À l’heure où nous célébrons le soixantième anniversaire du traité franco-allemand de l’Élysée, difficile de trouver la trace du couple stratégique. L‘ALLEMAGNE a des capacités militaires, mais hésite à les utiliser pleinement sans l’aval américain. La France se retrouve orpheline d’un partenariat avec Berlin auquel elle semble être la seule à croire.
Le couple franco-allemand fonctionne-t-il encore dans le domaine stratégique ? Alors que nous nous apprêtons à fêter, dimanche, le soixantième anniversaire du traité de l’Élysée, entre la France et l’Allemagne, la question mérite d’être posée à la lumière de la guerre russo-ukrainienne et du débat en cours sur les livraisons d’armes lourdes à l’Ukraine.
Il est fascinant à cet égard d’observer les positionnements et tâtonnements des différents partenaires occidentaux, à l’approche de la rencontre cruciale de Ramstein entre alliés de l’Otan, prévue ce vendredi. L’Europe de la fermeté – Pologne et Grande-Bretagne en tête – s’est clairement positionnée à l’avant-garde pour entraîner les autres. Ainsi les Britanniques, qui ont peu de matériel opérationnel, n’en ont-ils pas moins annoncé les premiers qu’ils enverraient 14 chars Challenger à Kiev. Très impliquée en Ukraine, la Pologne, qui dispose dans ses stocks de chars allemands Leopard, attend avec une impatience mal contenue un feu vert de Berlin pour organiser elle aussi le transfert de 14 blindés. Le premier ministre Mateusz Morawiecki a fait monter la pression ce jeudi en déclarant que son pays serait prêt à passer outre l’autorisation allemande. « Soit nous obtenons un accord rapidement, soit nous ferons ce qui est juste… Le consentement est un sujet secondaire », a-t-il lâché, visiblement excédé. La Finlande, située sur la ligne de front, dit elle aussi attendre avec impatience la décision de Berlin pour envoyer « un nombre limité » de chars lourds.

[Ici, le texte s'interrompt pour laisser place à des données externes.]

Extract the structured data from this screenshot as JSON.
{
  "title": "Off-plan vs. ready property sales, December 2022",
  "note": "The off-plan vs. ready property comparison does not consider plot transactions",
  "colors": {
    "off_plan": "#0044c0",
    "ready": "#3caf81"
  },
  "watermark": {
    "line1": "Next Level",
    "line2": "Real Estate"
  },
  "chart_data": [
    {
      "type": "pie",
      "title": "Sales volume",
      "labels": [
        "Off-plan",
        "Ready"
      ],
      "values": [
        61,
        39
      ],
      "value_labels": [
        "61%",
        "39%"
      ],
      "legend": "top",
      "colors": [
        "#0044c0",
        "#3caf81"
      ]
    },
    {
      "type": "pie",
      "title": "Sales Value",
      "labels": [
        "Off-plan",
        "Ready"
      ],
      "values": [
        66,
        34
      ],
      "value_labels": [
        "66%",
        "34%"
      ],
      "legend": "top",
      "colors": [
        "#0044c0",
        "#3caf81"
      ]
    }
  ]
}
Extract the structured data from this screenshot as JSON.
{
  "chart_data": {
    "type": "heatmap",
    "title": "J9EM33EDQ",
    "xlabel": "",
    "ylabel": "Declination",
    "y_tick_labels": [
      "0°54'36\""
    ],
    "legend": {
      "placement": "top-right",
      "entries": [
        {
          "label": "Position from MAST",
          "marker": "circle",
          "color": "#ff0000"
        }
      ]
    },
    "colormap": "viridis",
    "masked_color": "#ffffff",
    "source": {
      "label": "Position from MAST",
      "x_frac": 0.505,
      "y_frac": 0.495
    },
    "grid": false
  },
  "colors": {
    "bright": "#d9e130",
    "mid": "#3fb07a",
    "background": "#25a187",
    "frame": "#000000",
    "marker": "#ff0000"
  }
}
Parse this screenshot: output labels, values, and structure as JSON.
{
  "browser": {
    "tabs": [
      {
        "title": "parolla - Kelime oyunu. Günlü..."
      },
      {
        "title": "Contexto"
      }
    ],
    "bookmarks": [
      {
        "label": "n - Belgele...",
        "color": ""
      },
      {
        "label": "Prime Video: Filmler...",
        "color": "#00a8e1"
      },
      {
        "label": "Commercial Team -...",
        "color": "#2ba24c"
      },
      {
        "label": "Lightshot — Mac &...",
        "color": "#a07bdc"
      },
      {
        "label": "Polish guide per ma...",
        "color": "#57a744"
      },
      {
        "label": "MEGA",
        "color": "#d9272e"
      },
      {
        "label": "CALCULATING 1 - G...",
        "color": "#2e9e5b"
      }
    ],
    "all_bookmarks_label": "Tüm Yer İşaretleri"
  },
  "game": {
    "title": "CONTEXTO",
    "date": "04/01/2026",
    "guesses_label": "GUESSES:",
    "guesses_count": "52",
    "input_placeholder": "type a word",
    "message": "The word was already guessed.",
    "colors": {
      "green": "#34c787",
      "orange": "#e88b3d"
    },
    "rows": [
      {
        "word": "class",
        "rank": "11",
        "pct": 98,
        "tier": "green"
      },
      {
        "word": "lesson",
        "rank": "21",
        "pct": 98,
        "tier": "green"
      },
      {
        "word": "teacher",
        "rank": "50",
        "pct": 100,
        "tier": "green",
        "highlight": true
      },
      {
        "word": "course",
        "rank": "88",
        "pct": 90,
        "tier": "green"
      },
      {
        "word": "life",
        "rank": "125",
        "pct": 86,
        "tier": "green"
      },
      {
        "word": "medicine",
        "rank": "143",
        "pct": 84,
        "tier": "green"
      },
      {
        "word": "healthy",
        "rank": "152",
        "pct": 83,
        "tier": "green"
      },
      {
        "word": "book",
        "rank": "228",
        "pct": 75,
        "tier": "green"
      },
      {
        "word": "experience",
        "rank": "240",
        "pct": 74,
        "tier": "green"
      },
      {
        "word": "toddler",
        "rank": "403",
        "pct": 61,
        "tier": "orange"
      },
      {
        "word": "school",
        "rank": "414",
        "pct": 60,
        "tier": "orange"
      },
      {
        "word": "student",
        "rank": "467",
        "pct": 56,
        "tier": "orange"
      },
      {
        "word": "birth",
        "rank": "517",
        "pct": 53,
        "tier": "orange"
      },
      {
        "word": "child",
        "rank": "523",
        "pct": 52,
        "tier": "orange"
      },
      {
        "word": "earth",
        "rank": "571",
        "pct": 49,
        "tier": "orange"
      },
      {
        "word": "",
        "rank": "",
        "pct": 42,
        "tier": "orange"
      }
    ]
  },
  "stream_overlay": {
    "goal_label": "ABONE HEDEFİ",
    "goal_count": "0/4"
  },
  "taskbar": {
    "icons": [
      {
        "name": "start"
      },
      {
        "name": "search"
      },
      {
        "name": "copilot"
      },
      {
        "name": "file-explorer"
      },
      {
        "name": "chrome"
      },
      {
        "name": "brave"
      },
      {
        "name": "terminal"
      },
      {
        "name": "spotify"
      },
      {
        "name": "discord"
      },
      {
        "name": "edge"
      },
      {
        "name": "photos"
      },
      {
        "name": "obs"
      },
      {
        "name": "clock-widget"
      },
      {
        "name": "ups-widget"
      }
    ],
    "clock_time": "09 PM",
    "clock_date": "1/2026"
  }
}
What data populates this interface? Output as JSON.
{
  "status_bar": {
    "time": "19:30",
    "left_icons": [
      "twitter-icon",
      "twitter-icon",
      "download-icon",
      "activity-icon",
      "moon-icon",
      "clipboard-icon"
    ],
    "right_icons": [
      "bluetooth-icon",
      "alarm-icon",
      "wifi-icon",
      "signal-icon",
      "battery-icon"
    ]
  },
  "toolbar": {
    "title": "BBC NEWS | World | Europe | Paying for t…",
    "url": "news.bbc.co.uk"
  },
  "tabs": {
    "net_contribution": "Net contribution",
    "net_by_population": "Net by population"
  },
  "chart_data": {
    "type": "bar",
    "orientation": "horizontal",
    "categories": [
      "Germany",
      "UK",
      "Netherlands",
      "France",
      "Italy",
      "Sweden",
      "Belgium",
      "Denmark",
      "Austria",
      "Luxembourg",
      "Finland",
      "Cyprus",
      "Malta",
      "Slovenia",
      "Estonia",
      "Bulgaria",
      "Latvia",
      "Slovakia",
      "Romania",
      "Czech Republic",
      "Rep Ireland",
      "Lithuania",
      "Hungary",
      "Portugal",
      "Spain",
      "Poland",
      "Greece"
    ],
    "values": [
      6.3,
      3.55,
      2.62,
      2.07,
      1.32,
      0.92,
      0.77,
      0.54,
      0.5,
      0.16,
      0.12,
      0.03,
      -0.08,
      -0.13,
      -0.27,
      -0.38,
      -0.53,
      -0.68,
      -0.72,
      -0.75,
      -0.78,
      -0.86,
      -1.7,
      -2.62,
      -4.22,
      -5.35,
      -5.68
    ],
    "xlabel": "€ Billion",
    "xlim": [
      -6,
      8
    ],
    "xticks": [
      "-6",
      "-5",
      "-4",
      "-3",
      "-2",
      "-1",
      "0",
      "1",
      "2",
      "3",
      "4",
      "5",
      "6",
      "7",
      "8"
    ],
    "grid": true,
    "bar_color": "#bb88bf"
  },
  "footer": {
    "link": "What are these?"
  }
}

Il est à noter que les États-Unis, l’Allemagne et la France n’ont toujours pas tranché en faveur d’un envoi de chars lourds à l’Ukraine. « Biden, Scholz et Macron semblent unis dans leur crainte de l’escalade », note l’ambassadeur Michel Duclos, qui suit les affaires diplomatiques à l’Institut Montaigne. Les Américains doivent annoncer de nouvelles livraisons d’armes, mais ne prennent pas de décision sur les Abrams, invoquant non pas des craintes d’escalade, mais des problèmes logistiques de transfert. Les Allemands affirment, quant à eux, qu’ils ne prendront pas de décision sur les Leopard sans une décision conjointe des Américains. Cette dépendance à l’oncle d’Amérique est frappante, au moment où l’Allemagne annonce sa « révolution stratégique » destinée à acter « le fameux changement d’époque ». L’hésitation d’Olaf Scholz à franchir le pas semble indiquer que les Allemands ont beau vouloir sortir de la naïveté d’une politique étrangère fondée exclusivement sur le commerce, ils ne sont pas prêts à se poser en leader stratégique. « L’incitation qu’a voulu donner Paris en annonçant l’envoi de chars légers AMX n’a pas pesé ; Washington compte plus que Paris », remarque Michel Duclos, qui n’exclut toutefois pas que les deux pays profitent de leur sommet bilatéral pour annoncer une décision commune et faire mentir les sceptiques. À plus long terme, il invite les Français à méditer le fait que l’affaire des Leopard ne montre pas seulement la lenteur de la métamorphose de Berlin. « Elle montre que l’Allemagne a des moyens stratégiques réels, contrairement à nous. » « Si cette capacité stratégique augmente, cela changera les équilibres en Europe », avertit-il, soulignant qu’« une page est déjà tournée » et que « la France n’est déjà plus pour Berlin qu’un partenaire parmi d’autres ».